5. Key Findings and Implications
The dataset reveals a marked size–performance relationship: sub-1 B models are ineffective for RADS assignment, 1–10 B models achieve moderate accuracy, and 20–32 B SLMs—when carefully prompted and provided with reasoning scaffolds—approach mid-to-high 70% accuracy, with the proprietary GPT-5.2 reference at 81.1% accuracy. There remains a consistent validity advantage (≈+3 percentage points) and an accuracy gap (≈+20 percentage points) favoring proprietary over open SLMs (p < 0.001).
High-complexity RADS frameworks (TCS > 8) expose substantial residual limitations for all models, with open SLMs exhibiting ~49% effective accuracy compared to 90% for GPT-5.2. Most errors in this regime are attributable to clinical reasoning failures, not schema non-conformance.
Guided prompting, incorporating prompt engineering of scoring logic and output constraints, significantly boosts model accuracy compared to generic zero-shot approaches—particularly for complex assignments. Chain-of-thought style “thinking” prompts notably increase both validity and accuracy in open SLMs by approximately 12–13 percentage points over non-thinking prompts.
A plausible implication is that carefully prompted, large open-weight SLMs (20–32 B) could be used in privacy-preserving, on-premise clinical decision support (CDS) systems, provided robust schema validation and human-in-the-loop oversight are maintained.
6. Limitations and Prospective Directions
Several limitations are identified. The synthetic reports, while expert-reviewed, may not capture the full range of real-world reporting nuances or omission patterns. Open models were evaluated in quantized form, while GPT-5.2 was accessed at full precision, potentially confounding perfect comparability. Some rare RADS categories remain underrepresented.

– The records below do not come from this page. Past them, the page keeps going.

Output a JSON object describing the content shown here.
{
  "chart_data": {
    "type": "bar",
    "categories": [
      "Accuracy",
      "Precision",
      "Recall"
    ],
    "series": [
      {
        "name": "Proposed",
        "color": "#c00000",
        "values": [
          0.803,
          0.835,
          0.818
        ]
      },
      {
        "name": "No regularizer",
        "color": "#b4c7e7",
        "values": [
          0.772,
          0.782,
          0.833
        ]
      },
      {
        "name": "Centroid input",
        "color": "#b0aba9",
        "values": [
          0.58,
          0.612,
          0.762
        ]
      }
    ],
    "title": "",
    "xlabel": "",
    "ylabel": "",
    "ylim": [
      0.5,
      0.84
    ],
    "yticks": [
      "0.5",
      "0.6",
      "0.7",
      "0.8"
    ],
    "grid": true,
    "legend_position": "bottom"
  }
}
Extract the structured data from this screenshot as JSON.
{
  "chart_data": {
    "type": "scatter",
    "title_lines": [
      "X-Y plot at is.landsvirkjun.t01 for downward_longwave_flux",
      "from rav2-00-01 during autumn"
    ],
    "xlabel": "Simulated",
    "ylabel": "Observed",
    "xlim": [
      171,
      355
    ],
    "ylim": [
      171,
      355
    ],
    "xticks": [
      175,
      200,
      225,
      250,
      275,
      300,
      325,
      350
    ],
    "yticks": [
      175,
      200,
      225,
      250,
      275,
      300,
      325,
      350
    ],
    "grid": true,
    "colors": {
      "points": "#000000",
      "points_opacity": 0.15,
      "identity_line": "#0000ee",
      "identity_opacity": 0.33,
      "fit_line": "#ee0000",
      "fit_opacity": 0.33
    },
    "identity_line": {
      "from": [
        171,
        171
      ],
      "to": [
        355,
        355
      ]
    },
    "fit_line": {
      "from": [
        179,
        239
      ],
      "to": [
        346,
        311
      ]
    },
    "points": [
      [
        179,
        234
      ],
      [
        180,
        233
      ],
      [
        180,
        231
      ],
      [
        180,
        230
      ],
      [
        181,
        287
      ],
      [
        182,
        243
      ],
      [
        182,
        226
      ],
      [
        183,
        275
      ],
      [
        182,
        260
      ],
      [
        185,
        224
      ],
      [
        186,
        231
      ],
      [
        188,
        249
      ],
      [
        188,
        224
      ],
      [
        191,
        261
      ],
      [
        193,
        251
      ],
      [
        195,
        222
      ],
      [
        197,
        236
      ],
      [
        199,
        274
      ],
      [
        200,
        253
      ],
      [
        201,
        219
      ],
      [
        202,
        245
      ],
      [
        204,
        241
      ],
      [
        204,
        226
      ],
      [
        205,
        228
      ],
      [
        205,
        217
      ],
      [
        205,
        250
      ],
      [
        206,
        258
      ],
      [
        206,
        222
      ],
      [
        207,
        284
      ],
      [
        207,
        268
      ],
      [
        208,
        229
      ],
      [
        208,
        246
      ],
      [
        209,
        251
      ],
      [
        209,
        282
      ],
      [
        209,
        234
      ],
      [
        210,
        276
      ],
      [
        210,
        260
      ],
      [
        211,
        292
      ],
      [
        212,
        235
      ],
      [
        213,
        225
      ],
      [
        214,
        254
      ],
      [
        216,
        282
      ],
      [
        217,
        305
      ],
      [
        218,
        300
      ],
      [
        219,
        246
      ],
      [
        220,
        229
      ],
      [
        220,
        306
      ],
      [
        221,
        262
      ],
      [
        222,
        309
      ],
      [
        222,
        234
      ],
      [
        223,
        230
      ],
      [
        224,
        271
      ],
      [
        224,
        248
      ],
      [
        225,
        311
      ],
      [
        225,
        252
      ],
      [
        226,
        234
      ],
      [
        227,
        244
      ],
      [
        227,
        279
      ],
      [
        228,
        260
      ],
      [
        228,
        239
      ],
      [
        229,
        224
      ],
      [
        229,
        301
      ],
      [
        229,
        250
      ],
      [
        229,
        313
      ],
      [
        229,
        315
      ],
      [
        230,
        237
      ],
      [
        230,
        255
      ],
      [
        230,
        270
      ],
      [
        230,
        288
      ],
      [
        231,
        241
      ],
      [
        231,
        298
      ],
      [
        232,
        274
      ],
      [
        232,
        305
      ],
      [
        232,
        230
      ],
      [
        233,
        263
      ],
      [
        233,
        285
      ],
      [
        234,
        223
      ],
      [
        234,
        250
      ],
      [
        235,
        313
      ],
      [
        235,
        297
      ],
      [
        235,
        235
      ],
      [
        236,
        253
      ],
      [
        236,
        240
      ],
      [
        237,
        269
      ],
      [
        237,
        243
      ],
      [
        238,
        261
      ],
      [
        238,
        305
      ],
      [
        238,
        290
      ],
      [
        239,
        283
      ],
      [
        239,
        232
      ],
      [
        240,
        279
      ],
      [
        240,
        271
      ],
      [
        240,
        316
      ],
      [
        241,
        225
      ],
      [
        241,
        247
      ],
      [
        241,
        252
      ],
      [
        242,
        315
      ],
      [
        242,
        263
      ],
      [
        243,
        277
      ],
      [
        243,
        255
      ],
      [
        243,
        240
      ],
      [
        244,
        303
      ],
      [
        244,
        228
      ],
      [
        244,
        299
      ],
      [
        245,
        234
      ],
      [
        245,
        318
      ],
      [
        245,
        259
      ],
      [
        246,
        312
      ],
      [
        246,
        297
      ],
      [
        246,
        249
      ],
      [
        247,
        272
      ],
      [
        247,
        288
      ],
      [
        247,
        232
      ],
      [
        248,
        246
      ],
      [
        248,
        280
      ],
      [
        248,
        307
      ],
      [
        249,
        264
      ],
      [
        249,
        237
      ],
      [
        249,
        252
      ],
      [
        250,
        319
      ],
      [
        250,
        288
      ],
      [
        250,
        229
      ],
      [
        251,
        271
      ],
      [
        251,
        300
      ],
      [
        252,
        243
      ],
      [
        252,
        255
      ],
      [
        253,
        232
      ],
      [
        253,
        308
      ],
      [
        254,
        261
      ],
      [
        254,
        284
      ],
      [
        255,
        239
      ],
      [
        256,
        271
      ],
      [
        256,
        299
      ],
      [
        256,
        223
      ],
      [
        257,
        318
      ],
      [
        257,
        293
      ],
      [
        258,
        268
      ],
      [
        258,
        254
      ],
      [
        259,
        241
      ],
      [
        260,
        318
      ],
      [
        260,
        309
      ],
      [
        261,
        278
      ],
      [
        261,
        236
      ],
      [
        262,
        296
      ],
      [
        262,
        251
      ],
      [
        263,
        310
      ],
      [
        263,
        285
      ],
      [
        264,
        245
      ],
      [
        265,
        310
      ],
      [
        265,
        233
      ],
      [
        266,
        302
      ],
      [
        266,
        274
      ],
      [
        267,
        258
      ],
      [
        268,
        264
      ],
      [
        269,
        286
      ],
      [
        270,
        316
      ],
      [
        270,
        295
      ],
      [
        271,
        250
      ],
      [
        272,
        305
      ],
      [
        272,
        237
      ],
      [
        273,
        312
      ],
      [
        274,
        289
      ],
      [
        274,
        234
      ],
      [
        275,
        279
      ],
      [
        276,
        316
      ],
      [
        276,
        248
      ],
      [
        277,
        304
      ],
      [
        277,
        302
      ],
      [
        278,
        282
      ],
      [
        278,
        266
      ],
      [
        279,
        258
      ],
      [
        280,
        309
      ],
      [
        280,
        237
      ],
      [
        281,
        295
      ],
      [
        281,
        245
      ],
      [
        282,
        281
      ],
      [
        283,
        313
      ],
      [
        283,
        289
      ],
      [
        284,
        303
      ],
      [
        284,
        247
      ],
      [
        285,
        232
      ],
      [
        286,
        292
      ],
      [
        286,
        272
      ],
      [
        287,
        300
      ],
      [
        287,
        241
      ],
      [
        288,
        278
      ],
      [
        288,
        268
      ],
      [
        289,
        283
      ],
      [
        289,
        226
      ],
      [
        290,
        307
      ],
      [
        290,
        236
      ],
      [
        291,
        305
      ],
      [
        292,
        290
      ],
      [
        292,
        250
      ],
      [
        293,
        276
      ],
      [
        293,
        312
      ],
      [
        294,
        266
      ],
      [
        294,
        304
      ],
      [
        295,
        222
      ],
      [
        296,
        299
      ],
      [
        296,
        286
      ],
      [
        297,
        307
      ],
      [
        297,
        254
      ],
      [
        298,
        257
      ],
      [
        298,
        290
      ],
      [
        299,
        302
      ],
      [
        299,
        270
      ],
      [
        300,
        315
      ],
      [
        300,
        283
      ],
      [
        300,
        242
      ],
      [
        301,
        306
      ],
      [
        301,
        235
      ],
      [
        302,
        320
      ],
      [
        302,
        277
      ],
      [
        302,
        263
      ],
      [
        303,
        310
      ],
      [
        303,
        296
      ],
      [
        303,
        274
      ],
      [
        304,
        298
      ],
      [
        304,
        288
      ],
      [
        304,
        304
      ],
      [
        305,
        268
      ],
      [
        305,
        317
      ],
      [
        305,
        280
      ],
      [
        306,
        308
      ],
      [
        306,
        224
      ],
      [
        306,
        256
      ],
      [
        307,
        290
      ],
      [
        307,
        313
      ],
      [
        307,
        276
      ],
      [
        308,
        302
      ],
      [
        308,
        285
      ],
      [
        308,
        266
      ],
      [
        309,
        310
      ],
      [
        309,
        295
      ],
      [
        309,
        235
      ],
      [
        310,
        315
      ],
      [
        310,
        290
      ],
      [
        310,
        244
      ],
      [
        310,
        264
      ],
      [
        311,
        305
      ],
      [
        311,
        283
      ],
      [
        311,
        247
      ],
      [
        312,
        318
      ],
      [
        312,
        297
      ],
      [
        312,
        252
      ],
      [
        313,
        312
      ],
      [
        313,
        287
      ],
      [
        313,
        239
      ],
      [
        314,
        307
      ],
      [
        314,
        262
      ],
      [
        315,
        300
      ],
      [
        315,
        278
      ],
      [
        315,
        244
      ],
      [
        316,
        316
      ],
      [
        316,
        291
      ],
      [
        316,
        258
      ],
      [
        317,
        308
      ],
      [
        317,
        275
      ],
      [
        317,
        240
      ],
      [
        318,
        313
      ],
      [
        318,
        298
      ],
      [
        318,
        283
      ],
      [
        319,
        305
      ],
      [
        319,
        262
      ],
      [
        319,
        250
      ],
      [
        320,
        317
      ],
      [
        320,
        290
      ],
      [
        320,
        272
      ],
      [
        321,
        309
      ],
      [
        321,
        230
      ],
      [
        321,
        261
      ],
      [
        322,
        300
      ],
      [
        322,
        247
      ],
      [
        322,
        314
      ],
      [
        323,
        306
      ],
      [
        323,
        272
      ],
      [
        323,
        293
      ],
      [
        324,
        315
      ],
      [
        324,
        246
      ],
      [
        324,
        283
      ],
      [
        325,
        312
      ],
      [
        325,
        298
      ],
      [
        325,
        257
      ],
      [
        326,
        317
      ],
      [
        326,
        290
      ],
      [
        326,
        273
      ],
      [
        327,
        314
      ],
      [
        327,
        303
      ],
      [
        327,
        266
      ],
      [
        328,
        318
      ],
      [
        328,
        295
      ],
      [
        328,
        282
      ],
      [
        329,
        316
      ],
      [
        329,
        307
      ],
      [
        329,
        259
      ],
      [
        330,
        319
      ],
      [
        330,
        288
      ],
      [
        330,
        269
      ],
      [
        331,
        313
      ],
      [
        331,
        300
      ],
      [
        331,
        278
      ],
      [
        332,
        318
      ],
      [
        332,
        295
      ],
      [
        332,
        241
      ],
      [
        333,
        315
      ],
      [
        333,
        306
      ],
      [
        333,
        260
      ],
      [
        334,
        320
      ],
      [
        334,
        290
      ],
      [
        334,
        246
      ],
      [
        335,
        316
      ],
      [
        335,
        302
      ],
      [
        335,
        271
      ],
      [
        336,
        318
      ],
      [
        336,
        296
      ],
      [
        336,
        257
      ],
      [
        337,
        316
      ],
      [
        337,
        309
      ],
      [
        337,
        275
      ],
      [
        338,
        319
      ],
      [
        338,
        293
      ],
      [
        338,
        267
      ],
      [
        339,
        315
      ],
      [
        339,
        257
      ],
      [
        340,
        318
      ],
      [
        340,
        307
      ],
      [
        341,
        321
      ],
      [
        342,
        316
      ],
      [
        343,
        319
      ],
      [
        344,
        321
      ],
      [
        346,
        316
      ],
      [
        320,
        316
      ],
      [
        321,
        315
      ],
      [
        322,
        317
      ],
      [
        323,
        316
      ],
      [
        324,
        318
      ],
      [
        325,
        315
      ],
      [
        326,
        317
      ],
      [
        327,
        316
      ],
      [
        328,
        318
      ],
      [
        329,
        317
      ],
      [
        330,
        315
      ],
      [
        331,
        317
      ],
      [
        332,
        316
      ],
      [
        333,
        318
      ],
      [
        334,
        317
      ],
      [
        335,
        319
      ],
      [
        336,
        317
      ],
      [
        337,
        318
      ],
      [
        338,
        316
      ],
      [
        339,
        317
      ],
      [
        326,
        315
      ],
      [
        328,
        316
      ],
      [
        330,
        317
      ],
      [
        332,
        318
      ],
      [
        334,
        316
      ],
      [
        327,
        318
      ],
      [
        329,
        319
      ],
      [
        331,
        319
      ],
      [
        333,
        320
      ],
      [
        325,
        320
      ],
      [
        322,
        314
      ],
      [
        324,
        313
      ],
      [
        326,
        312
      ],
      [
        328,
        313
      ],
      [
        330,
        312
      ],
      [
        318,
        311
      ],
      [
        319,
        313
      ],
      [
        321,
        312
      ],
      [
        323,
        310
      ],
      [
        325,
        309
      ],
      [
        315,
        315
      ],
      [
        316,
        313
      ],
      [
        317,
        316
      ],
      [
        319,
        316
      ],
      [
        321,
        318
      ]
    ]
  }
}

Future work directions include instruction-tuning leading open SLM models on radiology-specific corpora, development of hybrid systems that combine deterministic rule-based logic with LLM outputs for critical cases, and validation on multi-institutional authentic radiology corpora spanning diverse linguistic and stylistic traditions.
Potential clinical impact includes enabling public, radiologist-verified benchmarking of LLMs for RADS assignment. RXL-RADSet may accelerate the development and vetting of LLM-based CDS tools and highlights the vital roles of tailored prompting, reasoning scaffolds, schema-conforming output validation, and oversight for responsible clinical deployment (Bose et al., 6 Jan 2026).